The other N columns describe the corresponding image, depending on the task.

DETECTION_DATASET

It is recommended to follow the YOLO dataset format.

  • For folder hierarchy, two folders ‘images’ and ‘labels’ should be prepared. In ‘images’ folder, there are PIL loadable images, and the corresponding txt label files should be placed in ‘labels’ folder, with the same basename with the images.
  • The label file format is as follows, where object-id is the index of object, the following four numbers should be normalized to range between 0 and 1 by dividing by the width and height of the image. center_x center_y are the central coordinates of bounding box, and width heigh is the sides lengths of it. It is allowable to use empty label file (negative samples), which means there are no objects to detect in the image.
object-id center_x center_y width height
...
  • In addition, train.txt, valid.txt can be provided to note images used for training/validataion, only including the path of image files. A class.names contains the category names and thier line numbers are object-id.

GENERAL_FILES

  • For general task, as its name states, any domain’s task (or model) can be included within this category, such as image processing, nlp, speech, or video.
  • There is no requirements for the form of dataset, as long as it can be read into memory in the form of a file. However, the model developer has to know in advance how to handle the read-in file.

QUESTION_ANSWERING_COVID19

The dataset file must be of the .zip archive format, containing JSON files. JSON files under different levels of folders will be automaticly read all together.

Each JSON file is extracted from one paper. JSON structure contains field body_text, which is a list of {“text”: <str>} blocks. Each text block is namely each paragraph of corresponding paper.

Meanwhile, a metadata.csv file, at the root of the archive directory, is optional. It is to provide the model with publish_time column, each entry is in Date format, e.g. 2001-12-17. In this condition, each metadata entry is required to have sha value column in General format, and each JSON file required to have “sha”:<str> field, while both sha values linked. When neither metadata.csv or publish_time Date value is provided, the model would not check the timeliness of corresponding JSON body_text field.

QUESTION_ANSWERING_MEDQUAD

The dataset file must be of the .zip archive format, containing xml files. Xml files under different levels of folders will be automaticly read all together.

Model would only take <Document> <QAPairs> … </QAPairs> </Document>field, and this filed contains multiple <QAPair> … </QAPair>. Each QAPair has one <Question> … </Question> and its <Answer> … </Answer> combination.

TABULAR

The dataset file must be a tabular dataset of the .csv format with N columns.

AUDIO_FILES

The dataset file must be of the .zip archive format with a audios.csv at the root of the directory.

The audios.csv should be of a .CSV format with 3 columns of wav_filename, wav_filesize and transcript.

For each row,

wav_filename should be a file path to a .wav audio file within the archive, relative to the root of the directory. Each audio file’s sample rate must equal to 16kHz.

wav_filesize should be an integer representing the size of the .wav audio file, in number of bytes.
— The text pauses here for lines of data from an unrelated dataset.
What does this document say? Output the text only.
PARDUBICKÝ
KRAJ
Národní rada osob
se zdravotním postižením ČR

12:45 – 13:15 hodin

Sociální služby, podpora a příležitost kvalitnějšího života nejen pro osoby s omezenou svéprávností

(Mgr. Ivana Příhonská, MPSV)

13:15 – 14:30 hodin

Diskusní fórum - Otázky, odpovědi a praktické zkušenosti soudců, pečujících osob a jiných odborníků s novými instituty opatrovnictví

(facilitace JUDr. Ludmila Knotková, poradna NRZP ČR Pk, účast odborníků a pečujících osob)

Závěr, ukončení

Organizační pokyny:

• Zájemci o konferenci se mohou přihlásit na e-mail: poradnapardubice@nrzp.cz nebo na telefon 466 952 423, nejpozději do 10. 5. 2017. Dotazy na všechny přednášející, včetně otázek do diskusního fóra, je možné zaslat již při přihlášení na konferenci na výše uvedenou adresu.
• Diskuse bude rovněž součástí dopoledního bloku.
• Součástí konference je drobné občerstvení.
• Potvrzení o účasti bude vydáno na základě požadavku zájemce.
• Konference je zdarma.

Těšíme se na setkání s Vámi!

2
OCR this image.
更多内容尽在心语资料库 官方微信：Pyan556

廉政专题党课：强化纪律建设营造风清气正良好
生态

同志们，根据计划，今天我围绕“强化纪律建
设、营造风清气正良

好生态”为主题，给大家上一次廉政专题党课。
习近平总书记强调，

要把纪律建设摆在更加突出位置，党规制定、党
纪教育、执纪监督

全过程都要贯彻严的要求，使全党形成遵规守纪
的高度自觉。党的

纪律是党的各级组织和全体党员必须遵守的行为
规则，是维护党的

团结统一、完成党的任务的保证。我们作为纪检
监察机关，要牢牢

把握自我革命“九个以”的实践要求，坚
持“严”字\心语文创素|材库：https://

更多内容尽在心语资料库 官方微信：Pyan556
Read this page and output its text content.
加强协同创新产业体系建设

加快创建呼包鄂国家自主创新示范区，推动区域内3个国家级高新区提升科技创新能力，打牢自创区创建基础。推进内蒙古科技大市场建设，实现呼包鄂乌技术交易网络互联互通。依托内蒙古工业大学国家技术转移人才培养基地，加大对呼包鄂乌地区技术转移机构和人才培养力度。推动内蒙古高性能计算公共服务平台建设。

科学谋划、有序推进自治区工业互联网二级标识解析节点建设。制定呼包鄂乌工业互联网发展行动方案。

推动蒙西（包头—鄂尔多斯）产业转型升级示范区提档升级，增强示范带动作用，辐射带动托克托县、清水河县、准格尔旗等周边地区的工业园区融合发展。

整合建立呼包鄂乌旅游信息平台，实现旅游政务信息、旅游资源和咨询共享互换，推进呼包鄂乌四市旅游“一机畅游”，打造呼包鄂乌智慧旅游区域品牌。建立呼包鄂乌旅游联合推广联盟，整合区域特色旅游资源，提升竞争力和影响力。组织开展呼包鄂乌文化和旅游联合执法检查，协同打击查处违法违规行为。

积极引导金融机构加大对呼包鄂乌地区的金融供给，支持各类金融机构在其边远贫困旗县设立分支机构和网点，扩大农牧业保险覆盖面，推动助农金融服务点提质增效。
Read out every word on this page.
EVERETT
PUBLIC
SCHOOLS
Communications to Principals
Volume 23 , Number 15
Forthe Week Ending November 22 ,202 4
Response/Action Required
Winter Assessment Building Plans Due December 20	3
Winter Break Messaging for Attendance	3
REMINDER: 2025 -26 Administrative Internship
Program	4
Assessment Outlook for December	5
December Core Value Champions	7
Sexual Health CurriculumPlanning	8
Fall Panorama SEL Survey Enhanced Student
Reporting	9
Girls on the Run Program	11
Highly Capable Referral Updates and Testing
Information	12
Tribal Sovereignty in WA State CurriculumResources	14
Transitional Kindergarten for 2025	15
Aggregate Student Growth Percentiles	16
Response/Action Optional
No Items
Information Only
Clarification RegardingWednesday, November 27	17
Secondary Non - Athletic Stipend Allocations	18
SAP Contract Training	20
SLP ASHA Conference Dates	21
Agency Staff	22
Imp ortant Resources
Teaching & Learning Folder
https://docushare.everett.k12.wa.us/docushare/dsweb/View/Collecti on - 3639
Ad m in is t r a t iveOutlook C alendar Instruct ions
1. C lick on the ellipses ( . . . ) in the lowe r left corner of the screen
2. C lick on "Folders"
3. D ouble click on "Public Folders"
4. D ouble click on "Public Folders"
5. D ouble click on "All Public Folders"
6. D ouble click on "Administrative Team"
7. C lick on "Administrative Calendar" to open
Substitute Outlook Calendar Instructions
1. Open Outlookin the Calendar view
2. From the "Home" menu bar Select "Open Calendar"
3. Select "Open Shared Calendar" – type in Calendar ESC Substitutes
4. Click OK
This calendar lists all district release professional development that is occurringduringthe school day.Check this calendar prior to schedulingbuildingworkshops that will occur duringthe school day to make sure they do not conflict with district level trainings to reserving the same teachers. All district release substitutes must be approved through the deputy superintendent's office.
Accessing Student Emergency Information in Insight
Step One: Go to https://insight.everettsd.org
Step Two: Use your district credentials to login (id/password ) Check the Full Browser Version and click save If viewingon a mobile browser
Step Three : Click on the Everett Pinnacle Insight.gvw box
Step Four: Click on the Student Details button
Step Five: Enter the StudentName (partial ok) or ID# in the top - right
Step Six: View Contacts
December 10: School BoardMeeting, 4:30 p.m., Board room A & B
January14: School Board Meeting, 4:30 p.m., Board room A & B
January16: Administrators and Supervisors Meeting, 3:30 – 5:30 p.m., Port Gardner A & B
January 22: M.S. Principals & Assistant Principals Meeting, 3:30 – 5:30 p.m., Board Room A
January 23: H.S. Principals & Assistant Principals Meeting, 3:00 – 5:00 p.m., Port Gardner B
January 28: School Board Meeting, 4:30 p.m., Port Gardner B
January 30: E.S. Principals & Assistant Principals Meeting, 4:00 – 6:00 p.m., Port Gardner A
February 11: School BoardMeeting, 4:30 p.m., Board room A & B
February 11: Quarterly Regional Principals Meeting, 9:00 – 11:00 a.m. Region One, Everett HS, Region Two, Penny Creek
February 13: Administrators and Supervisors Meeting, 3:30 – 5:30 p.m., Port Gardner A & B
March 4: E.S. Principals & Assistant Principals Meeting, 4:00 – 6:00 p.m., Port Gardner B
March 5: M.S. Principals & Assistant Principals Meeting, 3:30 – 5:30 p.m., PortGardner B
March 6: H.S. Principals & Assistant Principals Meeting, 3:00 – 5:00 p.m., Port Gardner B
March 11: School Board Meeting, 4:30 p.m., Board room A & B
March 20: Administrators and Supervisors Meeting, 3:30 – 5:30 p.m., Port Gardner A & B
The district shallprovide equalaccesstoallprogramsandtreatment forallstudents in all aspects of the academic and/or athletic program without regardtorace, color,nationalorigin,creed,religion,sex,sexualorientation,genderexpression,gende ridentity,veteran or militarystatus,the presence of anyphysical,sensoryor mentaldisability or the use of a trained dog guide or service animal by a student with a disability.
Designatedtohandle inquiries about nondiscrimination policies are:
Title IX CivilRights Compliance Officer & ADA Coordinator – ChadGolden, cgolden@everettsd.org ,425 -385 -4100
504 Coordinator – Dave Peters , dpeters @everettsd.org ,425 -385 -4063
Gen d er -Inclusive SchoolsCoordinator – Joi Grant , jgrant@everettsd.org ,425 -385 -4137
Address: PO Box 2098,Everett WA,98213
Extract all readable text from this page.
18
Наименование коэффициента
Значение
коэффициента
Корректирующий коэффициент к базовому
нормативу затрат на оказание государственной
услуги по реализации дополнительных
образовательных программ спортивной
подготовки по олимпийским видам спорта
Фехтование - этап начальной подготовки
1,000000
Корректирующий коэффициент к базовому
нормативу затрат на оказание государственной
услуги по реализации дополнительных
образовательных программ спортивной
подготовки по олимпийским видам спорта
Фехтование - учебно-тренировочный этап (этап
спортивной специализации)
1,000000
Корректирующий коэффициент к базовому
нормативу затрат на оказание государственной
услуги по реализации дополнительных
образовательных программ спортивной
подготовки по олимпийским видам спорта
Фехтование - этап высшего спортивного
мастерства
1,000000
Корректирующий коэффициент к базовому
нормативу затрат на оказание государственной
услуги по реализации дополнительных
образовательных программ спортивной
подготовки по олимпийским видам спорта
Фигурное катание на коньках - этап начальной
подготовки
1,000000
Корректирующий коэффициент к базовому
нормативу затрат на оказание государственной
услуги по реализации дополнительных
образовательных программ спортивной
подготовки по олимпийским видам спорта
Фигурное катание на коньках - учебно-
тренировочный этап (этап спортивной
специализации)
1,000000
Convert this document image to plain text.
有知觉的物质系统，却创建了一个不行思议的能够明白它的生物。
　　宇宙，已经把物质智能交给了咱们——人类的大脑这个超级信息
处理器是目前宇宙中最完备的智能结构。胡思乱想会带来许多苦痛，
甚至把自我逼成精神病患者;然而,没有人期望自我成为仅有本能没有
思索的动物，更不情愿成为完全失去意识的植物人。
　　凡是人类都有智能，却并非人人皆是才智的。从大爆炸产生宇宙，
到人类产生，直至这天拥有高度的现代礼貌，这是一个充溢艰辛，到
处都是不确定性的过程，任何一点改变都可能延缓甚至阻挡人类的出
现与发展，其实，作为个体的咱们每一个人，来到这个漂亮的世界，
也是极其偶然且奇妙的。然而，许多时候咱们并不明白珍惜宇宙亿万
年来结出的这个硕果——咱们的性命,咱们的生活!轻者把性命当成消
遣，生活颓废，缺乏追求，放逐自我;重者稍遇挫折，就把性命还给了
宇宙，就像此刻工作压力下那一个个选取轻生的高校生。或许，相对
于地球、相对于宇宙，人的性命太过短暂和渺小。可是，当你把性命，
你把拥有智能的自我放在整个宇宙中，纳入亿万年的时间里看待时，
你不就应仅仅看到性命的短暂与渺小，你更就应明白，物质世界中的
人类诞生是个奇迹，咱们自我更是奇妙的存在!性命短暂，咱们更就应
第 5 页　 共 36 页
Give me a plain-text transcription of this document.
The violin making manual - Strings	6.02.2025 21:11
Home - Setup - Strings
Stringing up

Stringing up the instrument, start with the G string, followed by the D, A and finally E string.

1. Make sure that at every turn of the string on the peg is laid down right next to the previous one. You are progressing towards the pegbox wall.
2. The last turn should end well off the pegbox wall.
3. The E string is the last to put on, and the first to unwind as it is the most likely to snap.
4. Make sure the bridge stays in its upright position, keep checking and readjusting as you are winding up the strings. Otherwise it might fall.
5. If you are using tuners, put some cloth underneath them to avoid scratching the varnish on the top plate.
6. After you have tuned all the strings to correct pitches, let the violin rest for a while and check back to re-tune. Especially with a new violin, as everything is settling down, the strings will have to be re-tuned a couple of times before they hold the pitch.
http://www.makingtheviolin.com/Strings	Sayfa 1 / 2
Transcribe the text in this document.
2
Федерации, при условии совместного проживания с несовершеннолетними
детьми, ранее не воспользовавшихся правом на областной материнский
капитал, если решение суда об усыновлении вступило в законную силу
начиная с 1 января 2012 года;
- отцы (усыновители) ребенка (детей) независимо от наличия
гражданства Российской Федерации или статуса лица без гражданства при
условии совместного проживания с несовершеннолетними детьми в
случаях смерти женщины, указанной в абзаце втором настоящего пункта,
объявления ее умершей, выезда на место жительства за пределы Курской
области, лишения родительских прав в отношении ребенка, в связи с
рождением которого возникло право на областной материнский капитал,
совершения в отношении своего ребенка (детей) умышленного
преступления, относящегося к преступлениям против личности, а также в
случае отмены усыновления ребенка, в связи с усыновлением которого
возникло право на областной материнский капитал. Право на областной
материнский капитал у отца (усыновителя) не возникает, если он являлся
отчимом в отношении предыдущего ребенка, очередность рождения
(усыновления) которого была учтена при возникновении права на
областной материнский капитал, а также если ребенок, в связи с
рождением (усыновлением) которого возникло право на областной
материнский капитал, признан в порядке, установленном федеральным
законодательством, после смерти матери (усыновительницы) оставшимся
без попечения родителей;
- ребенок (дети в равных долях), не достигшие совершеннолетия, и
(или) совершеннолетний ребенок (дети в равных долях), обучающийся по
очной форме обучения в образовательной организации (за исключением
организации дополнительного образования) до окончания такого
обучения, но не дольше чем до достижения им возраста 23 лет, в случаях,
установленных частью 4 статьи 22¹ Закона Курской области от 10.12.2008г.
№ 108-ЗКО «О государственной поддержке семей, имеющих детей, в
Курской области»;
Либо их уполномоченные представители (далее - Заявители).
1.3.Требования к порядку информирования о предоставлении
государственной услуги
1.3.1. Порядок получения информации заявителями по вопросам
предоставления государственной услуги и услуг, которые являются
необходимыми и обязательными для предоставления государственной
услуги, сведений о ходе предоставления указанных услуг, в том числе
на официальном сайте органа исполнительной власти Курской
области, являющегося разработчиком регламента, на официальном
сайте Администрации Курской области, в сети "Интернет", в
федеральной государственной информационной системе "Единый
transcript should be a string of the true transcript for the audio file. Transcripts should only contain the following alphabets:

a
b
c
d
e
f
g
h
i
j
k
l
m
n
o
p
q
r
s
t
u
v
w
x
y
z


'

An example of audios.csv follows:

wav_filename,wav_filesize,transcript
6930-81414-0000.wav,412684,audio transcript one
6930-81414-0001.wav,559564,audio transcript two
...
672-122797-0005.wav,104364,audio transcript one thousand
...
1995-1837-0001.wav,279404,audio transcript three thousand

Query Format

A Base64-encoded string of the bytes of the audio as a 16kHz .wav file

Prediction Format

A string, representing the predicted transcript for the audio.